— Я пришел к вам из будущего…

— Откуда? Откуда? — наморщил нос Принц.

— Из Москвы, что будет через пятьдесят лет.

— Проспаться надо, — ломающимся голосом нравоучительно сказал Слон.

— Маленькие мои бедные друзья, я больше не ненавижу вас. Тем более что ты, Принц, пропадешь без вести под Вязьмой через четыре года, а ты, Слон, падешь смертью храбрых перед самым концом войны в Восточной Пруссии. Прощайте, ребята, я больше не сержусь на вас. О том, что каждому свое, едем дас зайне, узнал я в немецком лагере. Прощайте! Теперь я понимаю, что любил вас…

И как был в солидном своем коричневом костюме за сто сорок рублей, так и помчался вниз по Варсонофьевскому переулку на самокате, в вое подшипников по асфальту, под недоуменными взглядами прохожих, и Солдат, застыв на месте, отдавал ему честь. И едва успел затормозить, когда увидел дядю Лапа. Латыш недоуменно смотрел на старика в странном костюме, лихо соскочившего с самоката.

Хромал дядя Лап в своих синих галифе и огромных матерчатых тапочках по коридору, мимо керогазов — на кухне устанавливали газовые плиты, — и половицы жалобно поскрипывали под тяжестью его тела. И тело само поскрипывало при каждом шаге, и густая, плотная тень от него со скрипом качалась на полу.

— А, Колечка, — сказал дядя Лап, и Николай Аникеевич увидел щуплого, некрасивого паренька, стоявшего у двери. Двустворчатой двери с облупившейся масляной краской в виде человеческой головы. Мучительно знакомо было Николаю Аникеевичу это пятно. Мавр в тюрбане с длинным крючковатым носом. Пронзило — это же их дверь, дверь их комнаты! И некрасивый мальчишка с челочкой — он сам.

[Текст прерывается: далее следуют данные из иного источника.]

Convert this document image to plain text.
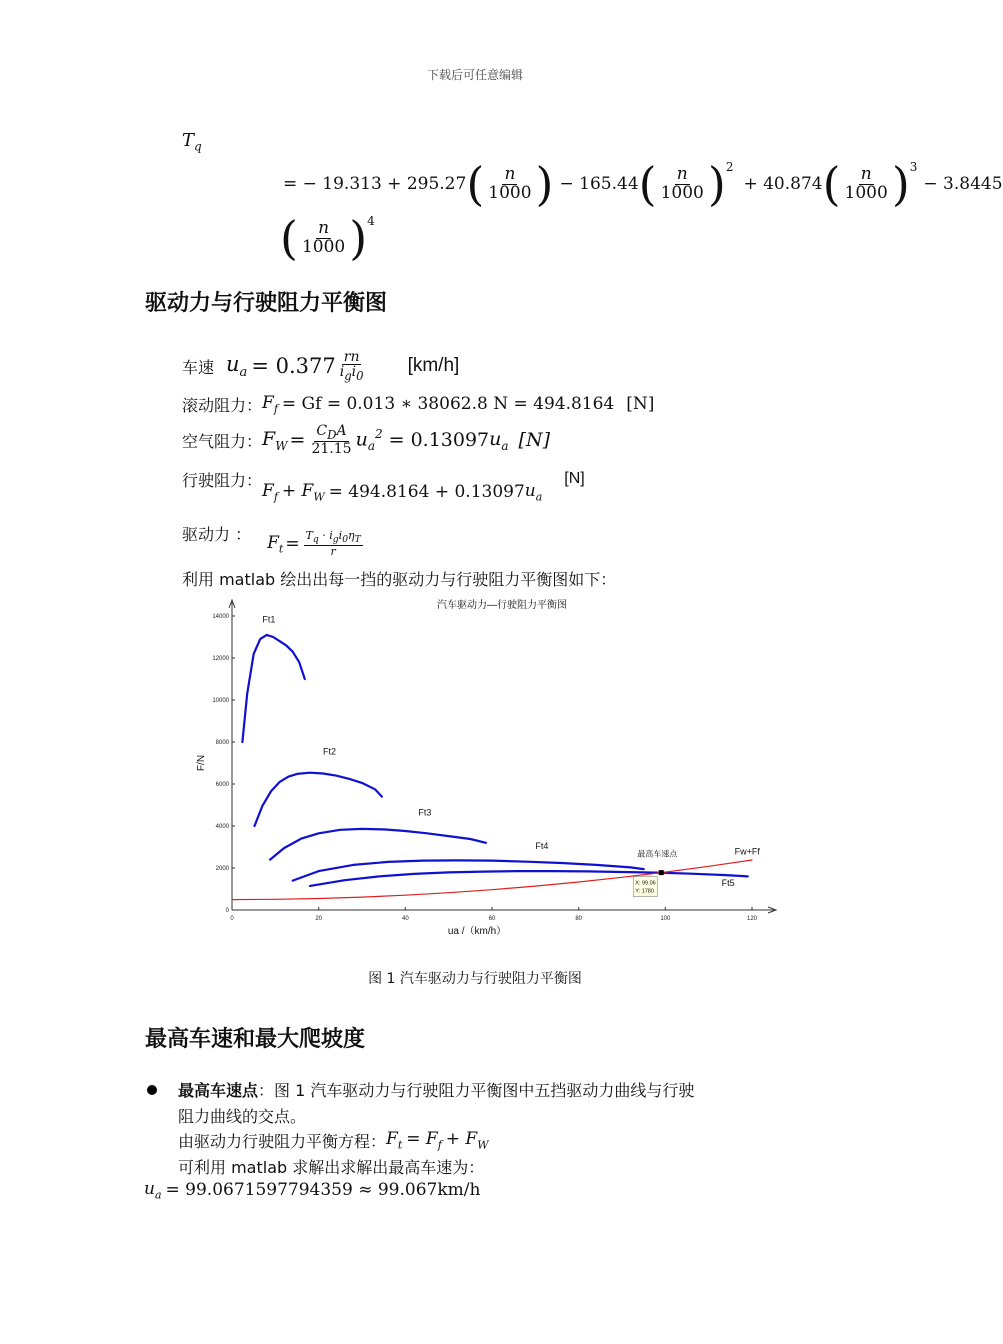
下载后可任意编辑
$T_q$
= − 19.313 + 295.27 ( $\frac{n}{1000}$ ) − 165.44 ( $\frac{n}{1000} )^2$
+ 40.874 ( $\frac{n}{1000} )^3$
− 3.8445
( $\frac{n}{1000} )^4$
驱动力与行驶阻力平衡图
车速 $u_a = 0.377 \frac{rn}{i_gi_0} [km/h]$
滚动阻力： $F_f = Gf = 0.013$ ∗ 38062.8 N = 494.8164 [N]
空气阻力： $F_W = \frac{C_DA}{21.15} u_a^2 = 0.13097$ $u_a$ [N]
行驶阻力：
$F_f + F_W = 494.8164 + 0.13097$ $u_a$
[N]
驱动力 ： $F_t = \frac{T_q \cdot i_gi_0\eta_T}{r}$
利用 matlab 绘出出每一挡的驱动力与行驶阻力平衡图如下：
汽车驱动力—行驶阻力平衡图
0	20	40	60	80	100	120
0
2000
4000
6000
8000
10000
12000
14000	Ft1
Ft2
Ft3
Ft4
Ft5
Fw+Ff
最高车速点
X: 99.06
Y: 1780
F/N
ua /（km/h）
图 1 汽车驱动力与行驶阻力平衡图
最高车速和最大爬坡度
最高车速点：图 1 汽车驱动力与行驶阻力平衡图中五挡驱动力曲线与行驶
阻力曲线的交点。
由驱动力行驶阻力平衡方程： $F_t = F_f + F_W$
可利用 matlab 求解出求解出最高车速为：
$u_a = 99.0671597794359 \approx 99.067km/h$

— А, Колечка, — сказал дядя Лап, — есть хочешь?

Нес он перед собой гигантскую свою сковородку, ухватив ее за края через неопрятного вида тряпку. Рванулся Николай Аникеевич к мальчишке и как бы вплыл, внырнул в него.

Есть, конечно, хотелось, и жареная с салом картошка пахла одуряюще, даже шкворчала еще тихо на сковородке, но страсть как не хотелось идти к дяде Лапу, сидеть с ним за столом, нюхать тяжелый, лекарственный дух, что всегда шел от него, и слушать занудное его бормотанье. От одной головы его кусок в горле застрянет.

Голова дяди Лапа была кругла, велика, бугриста, пятниста и походила на глобус. Материки были темными, слегка покрытыми короткими волосиками, а моря и океаны — проплешины.

— Спасибо, не хочу, — буркнул мальчик.

А дядя Лап? Может, и в него?… И в него тихо нырнул, словно врезался бесшумно и незаметно в гигантскую, почти бабью грудь, колыхавшуюся под белой нижней рубашкой.

«Худенький какой, щупленький, маленький, — думал дядя Лап, и теплая, нежная жалость привычно сжимала сердце. — Нахохлился Колечка. Чистый воробышек… Боится. Ох, что-то с ним будет, куда протропит свой путь…»

Выскочил из души Яна Иосифовича, как пробка, как постоялец гостиницы, случайно открывший дверь чужого номера. Потому что безмерно стыдно было даже не за неблагодарного уродливого мальчишку, а за себя, за взрослого, за Николая Аникеевича Изъюрова. Как мог он не вспомнить, не почувствовать горячую эту и нежную любовь искалеченного, напуганного жизнью человека? Как мог за все годы не собраться узнать, где похоронен человек, сделавший ему столько добра? Не сходить ни разу, не постоять хотя бы в минутной печали над могилкой Яна Иосифовича Лапиньша, дяди Лапа, которому он обязан всем, от отпавших своих бородавок до той часовой отвертки, что привела его к солидному ремеслу.

Глава 10

Вынырнул у своего верстачка в мастерской и долго сидел, медленно массируя глаза. Грустно было ему и светло. Вот, оказывается, что такое инвентаризация души. Вот, оказывается, что значит платить долги по жировкам памяти да еще с пеней за прожитую жизнь.

И показалось старому часовщику, что понял он некую тайну, про которую дано рассказать не каждому. Была она беспредельно глубока и вместе с тем проста. Записать ее — вот и будет сочинение.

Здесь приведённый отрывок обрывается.